Citing a rush on new well applications in response to the ongoing drought, Montecito Water District officials have requested the county impose an emergency moratorium on the requests. The mere announcement served to accelerate the demand with seven new applications submitted the day the story surfaced last week. District manager Tom Mosby argued the moratorium is necessary so long as the emergency drought conditions persist. Montecito’s groundwater basins, notoriously small to start with, are exceptionally hard to manage when the county is approving additional wells, he said. (The district does not issue well permits; the county’s Department of Environmental Health Services does.) Last year, there were 13 applications. Not counting the latest seven, there have been 70 this year. How many of these have been drilled remains unclear. There are roughly 600 permitted wells within the Montecito Water District. Three dozen of them have failed in the past two years, Mosby said.

Supervisor Salud Carbajal, who represents Montecito, said he had not seen the request yet, but he wanted to know whether the idea enjoyed broad community support. Planning and Development director Glenn Russell said such measures are typically countywide and that Montecito’s request is novel. The obvious legal fear is a takings claim.

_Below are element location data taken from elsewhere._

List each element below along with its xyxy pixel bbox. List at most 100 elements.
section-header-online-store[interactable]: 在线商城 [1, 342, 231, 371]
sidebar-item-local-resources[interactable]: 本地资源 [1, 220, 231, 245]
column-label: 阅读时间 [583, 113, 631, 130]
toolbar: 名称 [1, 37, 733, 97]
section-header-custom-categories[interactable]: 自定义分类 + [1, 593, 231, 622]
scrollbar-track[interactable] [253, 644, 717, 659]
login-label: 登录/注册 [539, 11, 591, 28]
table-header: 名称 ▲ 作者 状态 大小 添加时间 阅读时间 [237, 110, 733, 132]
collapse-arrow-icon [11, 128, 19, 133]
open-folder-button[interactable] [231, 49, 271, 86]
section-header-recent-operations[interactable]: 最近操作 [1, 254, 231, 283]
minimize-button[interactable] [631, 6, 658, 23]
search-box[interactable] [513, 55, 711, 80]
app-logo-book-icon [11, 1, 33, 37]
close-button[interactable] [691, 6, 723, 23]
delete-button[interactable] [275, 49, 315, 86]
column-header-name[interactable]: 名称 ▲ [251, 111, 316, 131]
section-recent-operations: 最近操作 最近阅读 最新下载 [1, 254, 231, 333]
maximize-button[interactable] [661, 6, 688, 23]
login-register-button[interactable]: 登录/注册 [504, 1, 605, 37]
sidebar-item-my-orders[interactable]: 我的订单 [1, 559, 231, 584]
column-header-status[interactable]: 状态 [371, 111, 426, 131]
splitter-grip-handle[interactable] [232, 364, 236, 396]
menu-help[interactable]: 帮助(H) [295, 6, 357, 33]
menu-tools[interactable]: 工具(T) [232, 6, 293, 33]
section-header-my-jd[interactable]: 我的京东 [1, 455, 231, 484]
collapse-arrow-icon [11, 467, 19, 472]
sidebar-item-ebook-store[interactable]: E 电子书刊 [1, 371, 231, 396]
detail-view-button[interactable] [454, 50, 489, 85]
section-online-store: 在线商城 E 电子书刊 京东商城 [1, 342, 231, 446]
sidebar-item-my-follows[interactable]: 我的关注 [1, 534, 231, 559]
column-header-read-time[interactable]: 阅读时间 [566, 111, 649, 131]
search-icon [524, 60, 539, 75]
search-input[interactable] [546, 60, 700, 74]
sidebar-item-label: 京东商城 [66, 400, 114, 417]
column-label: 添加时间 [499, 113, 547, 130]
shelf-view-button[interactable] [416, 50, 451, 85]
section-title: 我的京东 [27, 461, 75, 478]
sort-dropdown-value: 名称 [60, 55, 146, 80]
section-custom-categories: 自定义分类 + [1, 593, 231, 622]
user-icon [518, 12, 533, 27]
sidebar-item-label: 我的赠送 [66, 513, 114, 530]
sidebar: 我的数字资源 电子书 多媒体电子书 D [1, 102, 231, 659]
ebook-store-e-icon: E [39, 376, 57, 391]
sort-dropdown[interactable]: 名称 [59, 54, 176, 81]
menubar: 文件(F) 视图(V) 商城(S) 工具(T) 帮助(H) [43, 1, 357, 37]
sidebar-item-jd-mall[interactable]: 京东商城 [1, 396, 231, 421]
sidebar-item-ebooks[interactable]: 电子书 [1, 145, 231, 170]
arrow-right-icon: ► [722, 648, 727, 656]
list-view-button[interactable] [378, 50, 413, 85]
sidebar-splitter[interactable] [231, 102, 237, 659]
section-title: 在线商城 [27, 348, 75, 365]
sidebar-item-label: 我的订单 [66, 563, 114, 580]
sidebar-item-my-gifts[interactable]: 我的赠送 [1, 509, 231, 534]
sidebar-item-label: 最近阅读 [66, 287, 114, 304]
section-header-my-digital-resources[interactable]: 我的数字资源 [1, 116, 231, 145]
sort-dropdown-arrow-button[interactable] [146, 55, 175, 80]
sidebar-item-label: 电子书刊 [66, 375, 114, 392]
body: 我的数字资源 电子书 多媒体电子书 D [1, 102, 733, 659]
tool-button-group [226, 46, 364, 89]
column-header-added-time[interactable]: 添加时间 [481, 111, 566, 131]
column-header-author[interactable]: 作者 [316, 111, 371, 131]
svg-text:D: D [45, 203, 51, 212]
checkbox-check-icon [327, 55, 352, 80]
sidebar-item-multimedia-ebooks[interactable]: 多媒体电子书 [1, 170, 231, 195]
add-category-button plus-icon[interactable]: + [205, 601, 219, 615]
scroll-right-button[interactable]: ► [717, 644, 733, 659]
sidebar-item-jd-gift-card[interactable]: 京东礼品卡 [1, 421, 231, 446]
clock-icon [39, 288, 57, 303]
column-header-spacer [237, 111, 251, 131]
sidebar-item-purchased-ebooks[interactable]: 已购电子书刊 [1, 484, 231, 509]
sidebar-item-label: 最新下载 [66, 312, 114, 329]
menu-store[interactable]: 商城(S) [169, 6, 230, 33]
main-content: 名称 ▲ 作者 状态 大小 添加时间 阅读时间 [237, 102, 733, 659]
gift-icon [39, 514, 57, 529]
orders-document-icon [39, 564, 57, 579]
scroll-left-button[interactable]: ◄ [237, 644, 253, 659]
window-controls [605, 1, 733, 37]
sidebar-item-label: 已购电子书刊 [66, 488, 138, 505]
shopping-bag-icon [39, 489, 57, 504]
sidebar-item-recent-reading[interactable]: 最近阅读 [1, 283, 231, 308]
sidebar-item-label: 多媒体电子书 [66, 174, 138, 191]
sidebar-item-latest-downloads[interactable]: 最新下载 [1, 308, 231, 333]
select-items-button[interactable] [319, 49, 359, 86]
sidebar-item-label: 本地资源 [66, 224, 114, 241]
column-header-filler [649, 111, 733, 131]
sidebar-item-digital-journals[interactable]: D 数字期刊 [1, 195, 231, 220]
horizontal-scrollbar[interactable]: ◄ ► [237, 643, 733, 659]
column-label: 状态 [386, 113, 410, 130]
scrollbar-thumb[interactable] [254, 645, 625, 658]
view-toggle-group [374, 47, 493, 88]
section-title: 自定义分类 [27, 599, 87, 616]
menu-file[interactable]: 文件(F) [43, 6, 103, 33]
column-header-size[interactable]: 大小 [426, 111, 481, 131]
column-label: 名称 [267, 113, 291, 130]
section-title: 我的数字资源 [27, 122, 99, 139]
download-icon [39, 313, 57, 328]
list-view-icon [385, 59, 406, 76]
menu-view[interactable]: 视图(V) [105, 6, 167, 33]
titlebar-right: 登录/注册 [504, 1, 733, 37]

The right of property owners to any water below their properties is legally superior to those held by the water district. If a property owner without a district water meter were denied the ability to drill, that might constitute a “taking” in the eyes of the law. It’s not clear, however, how many vacant parcels of land exist within the Montecito service district that fit this description.

Mosby contended it is “illogical” that the water district should be expected to manage its limited water supplies without the power to regulate the number of new wells drilled, and he expressed hope that the supervisors would help address “this disconnect.” Two members of the California Coastal Commission weighed in on the question last week, objecting to three new wells that had been approved at Fernald Point by the Montecito Planning Commission. The Coastal Commissioners argued it made no sense to approve new wells for a groundwater basin suffering from overdraft during a drought emergency, but geologists countered that the water those wells could capture would otherwise flow to the ocean where it would be “wasted.” That matter will be heard by the Coastal Commission in December.